Kundur News – Komisi Kepolisian Nasional masih enggan membeberkan kandidat lain pengganti Komisaris Jenderal Budi Gunawan sebagai calon tunggal Kepala Kepolisian. Kompolnas baru akan mengajukan nama pengganti setelah melihat hasil sidang gugatan praperadilan yang dilayangkan Komjen Budi Gunawan atas status tersangka yang disematkan kepadanya.
“Belum. Kita tetap nunggu prapradilan. Kalau sudah ada putusan baru kami bergerak sesuai arahan presiden,” kata anggota Kompolnas Edi Hasibuan lewat pesan singkatnya, Senin (2/1).
Sidang perdana praperadilan itu rencananya digelar perdana di Pengadilan Negeri Jakarta Selatan, Senin (2/2) ini, mulai pukul 09.00 WIB. Mengenai hasil sidang, Kompolnas berharap akan dimenangkan Kepala Lembaga Pendidikan Polri tersebut.
“Saya kira banyak (calon pengganti) yang sedang diteliti. Tapi buat nanti, kalau praperadilan kalah. Itu sebagai ancang-ancang saja.
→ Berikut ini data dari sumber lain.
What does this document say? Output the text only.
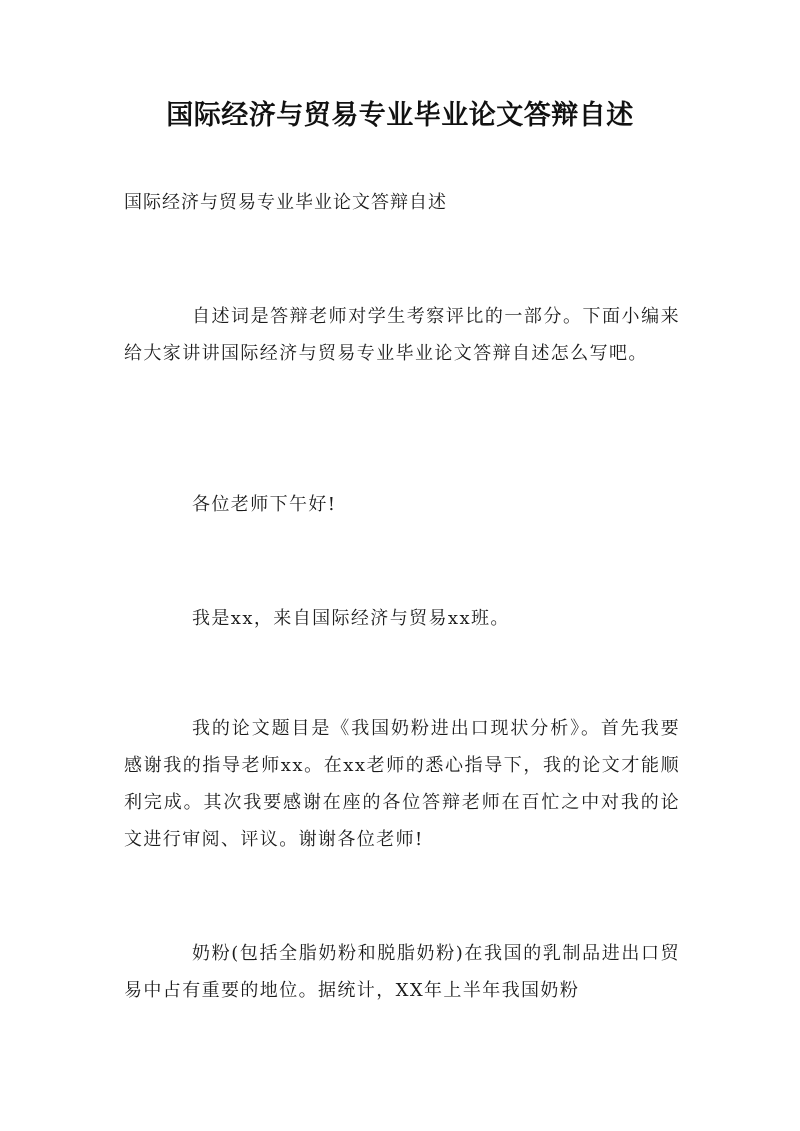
国际经济与贸易专业毕业论文答辩自述

国际经济与贸易专业毕业论文答辩自述

自述词是答辩老师对学生考察评比的一部分。下面小编来给大家讲讲国际经济与贸易专业毕业论文答辩自述怎么写吧。

各位老师下午好!

我是xx，来自国际经济与贸易xx班。

我的论文题目是《我国奶粉进出口现状分析》。首先我要感谢我的指导老师xx。在xx老师的悉心指导下，我的论文才能顺利完成。其次我要感谢在座的各位答辩老师在百忙之中对我的论文进行审阅、评议。谢谢各位老师!

奶粉(包括全脂奶粉和脱脂奶粉)在我国的乳制品进出口贸易中占有重要的地位。据统计，XX年上半年我国奶粉
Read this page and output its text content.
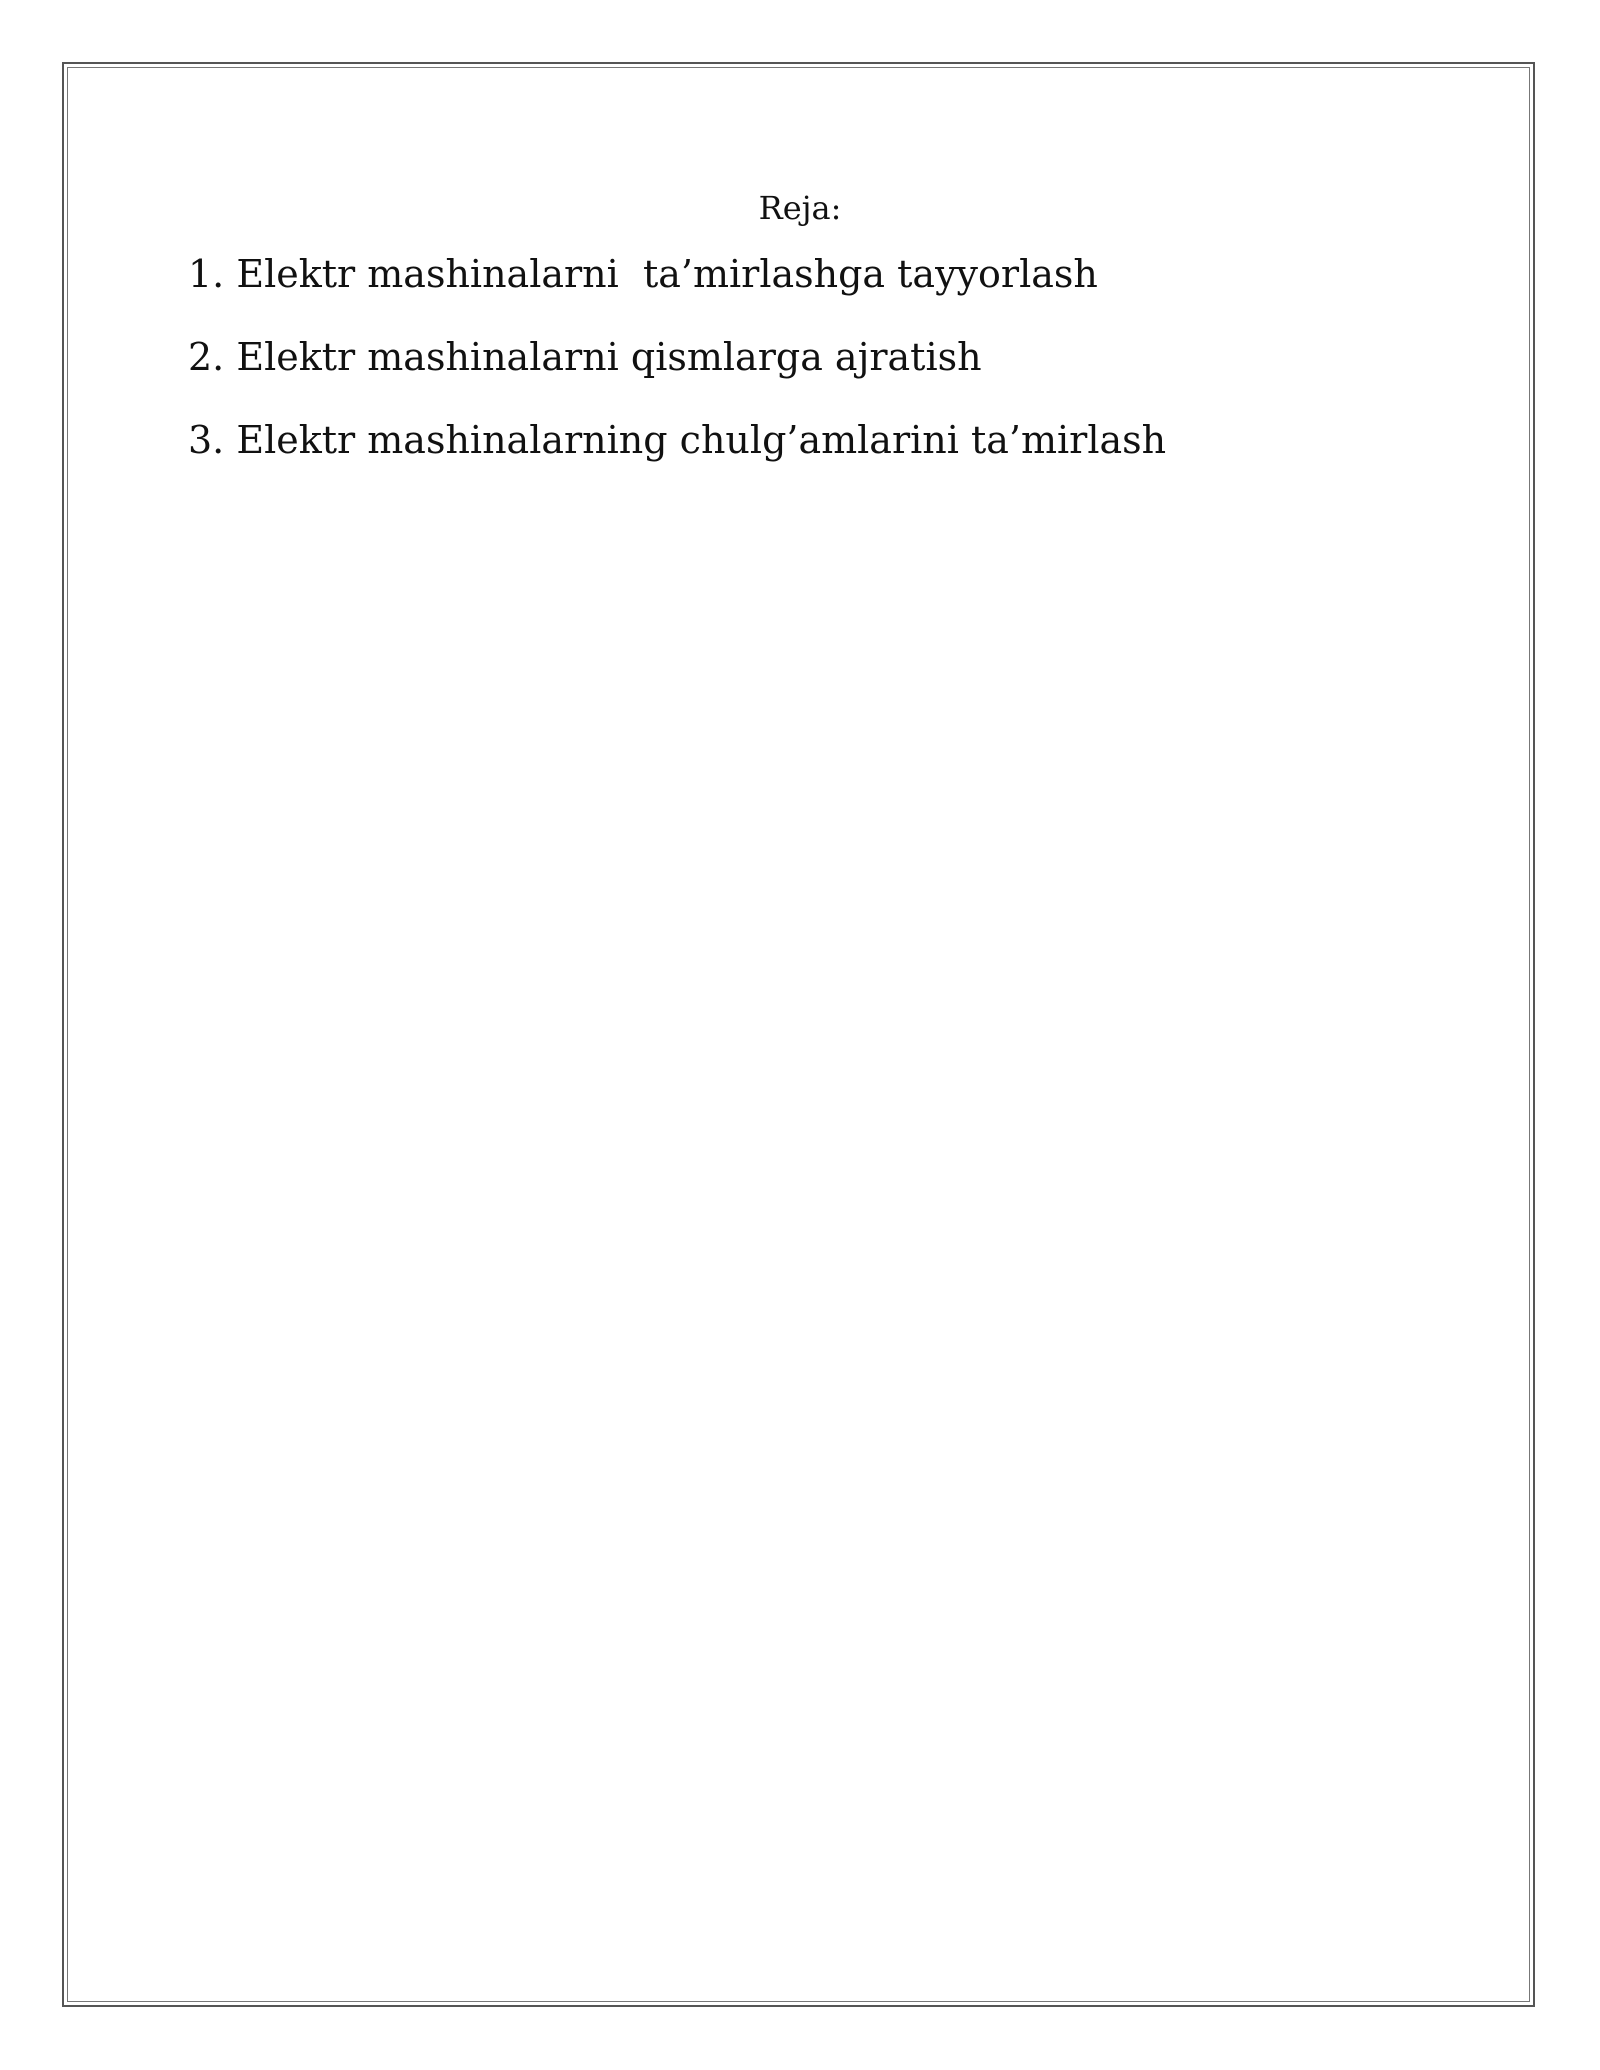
Reja:
1. Elektr mashinalarni  ta’mirlashga tayyorlash
2. Elektr mashinalarni qismlarga ajratish
3. Elektr mashinalarning chulg’amlarini ta’mirlash
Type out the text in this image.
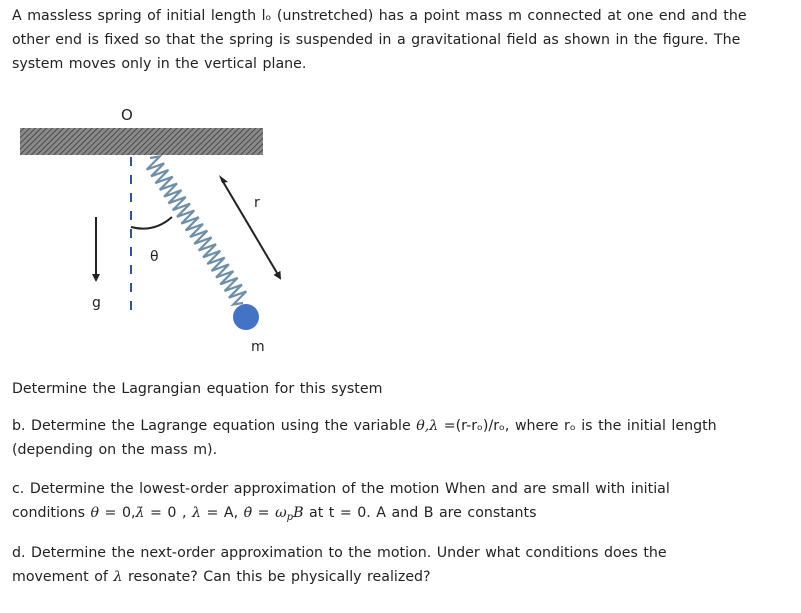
A massless spring of initial length lₒ (unstretched) has a point mass m connected at one end and the
other end is fixed so that the spring is suspended in a gravitational field as shown in the figure. The
system moves only in the vertical plane.
O
θ
r
g
m
Determine the Lagrangian equation for this system
b. Determine the Lagrange equation using the variable θ,λ =(r-rₒ)/rₒ, where rₒ is the initial length
(depending on the mass m).
c. Determine the lowest-order approximation of the motion When and are small with initial
conditions θ = 0,λ̇ = 0 , λ = A, θ̇ = $\omega_pB$ at t = 0. A and B are constants
d. Determine the next-order approximation to the motion. Under what conditions does the
movement of λ resonate? Can this be physically realized?
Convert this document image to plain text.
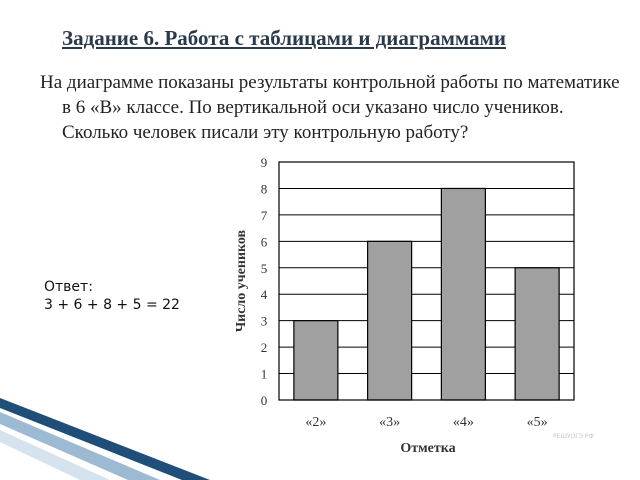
Задание 6. Работа с таблицами и диаграммами
На диаграмме показаны результаты контрольной работы по математике в 6 «В» классе. По вертикальной оси указано число учеников. Сколько человек писали эту контрольную работу?
Ответ:
3 + 6 + 8 + 5 = 22
0
1
2
3
4
5
6
7
8
9
«2»	«3»	«4»	«5»
Число учеников
Отметка
РЕШУОГЭ.РФ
Kami harapkan sih Pak BG bisa menangkan praperadilan,” kata Edi.
Seperti diketahui gugatan praperadilan yang diajukan calon tunggal Kepala Polri Komjen Budi Gunawan, ini buntut status tersangka kepemilikan rekening tak wajar yang diberikan KPK kepadanya, Selasa (13/1) lalu. Lewat kuasa hukumnya, Kepala Lembaga Pendidikan Polri tersebut menggugat KPK terkait penetapan tersangkanya yang tercatat dalam nomor perkara 04/pid/prap/2015/PN Jakarta Selatan.
Penetapan tersangka ini bermula dari laporan sejumlah lembaga swadaya masyarakat ke lembaga anti korupsi tersebut. Setelah ditelisik akhirnya KPK menyangkakan Budi Gunawan menjadi tersangka dugaan kepemilikan rekening tak wajar ketika menjabat sebagai Kepala Biro Pembinaan Karier Deputi Sumber Daya Manusia Polri dan jabatan lainnya di kepolisian periode 2003-2006 silam.
Dalam sangkaannya KPK menilai ketika menjabat posisi tersebut, mantan ajudan Megawati Soekarno Putri itu diduga menerima dan melakukan tindakan korupsi berupa penerimaan hadiah atau janji untuk memuluskan karir perwira di kepolisian. Penetapan tersangka ini sehari sebelum Komjen Budi Gunawan menjalani uji kelayakan dan kepatutan oleh Komisi III DPR.